Les deux premières parties du livre montrent comment notre système alimentaire est verrouillé par une minorité qui saccage le vivant et l’outil de production agricole. J’explique ce qui fait que nous en sommes arrivés là et je mets les points sur les i quant aux véritables responsables. On entend trop souvent un discours qui oppose agriculteurs et consommateurs, qui fait croire qu’il faut choisir entre protection de l’environnement et production agricole. C’est faux. Comme le souligne la journaliste Salomé Saqué dans son essai Résister, il s’agit d’une guerre culturelle où l’on doit démonter ces mensonges, notamment sur la souveraineté alimentaire. Car si on laisse dire n’importe quoi, on glisse dangereusement.
Avec Foodwatch, notre travail, c’est justement de remettre les responsabilités là où elles sont. Aujourd’hui, une poignée d’acteurs verrouille la chaîne de production : cinq grands distributeurs contrôlent 80% du marché. Ce sont eux qui déterminent la qualité alimentaire, et non une prétendue «demande» des consommateurs pour des produits bon marché. La responsabilité incombe aux industriels et aux autorités publiques, enfermées dans une idéologie néolibérale qui ne met pas la santé au premier plan.

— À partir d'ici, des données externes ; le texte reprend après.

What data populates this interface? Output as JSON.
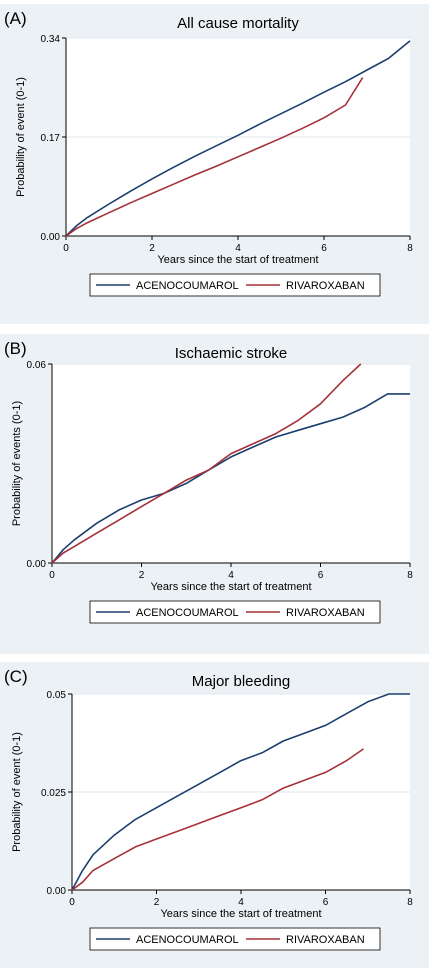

Pourquoi les enjeux autour de l’alimentation sont-ils, pour vous, une porte d’entrée vers la justice sociale et environnementale ?
Si j’ai choisi de me battre sur la question alimentaire, ce n’est pas un hasard. C’est un levier extrêmement puissant, au croisement des enjeux sociétaux, du pouvoir d’achat et du modèle économique. C’est dans l’alimentation que se cristallisent les inégalités, mais c’est aussi là qu’on peut enclencher un vrai changement. La question est simple : que voulons-nous produire ? Comment voulons-nous manger ? Et comment faire respecter ces choix dans un système qui traite l’alimentation comme une simple marchandise, ultra-financiarisée ?
Les plus gros distributeurs se sont retrouvés au salon de l’agriculture lors d’une discussion organisée par Karine Le Marchand, présentatrice sur M6. Comment analysez-vous cela ?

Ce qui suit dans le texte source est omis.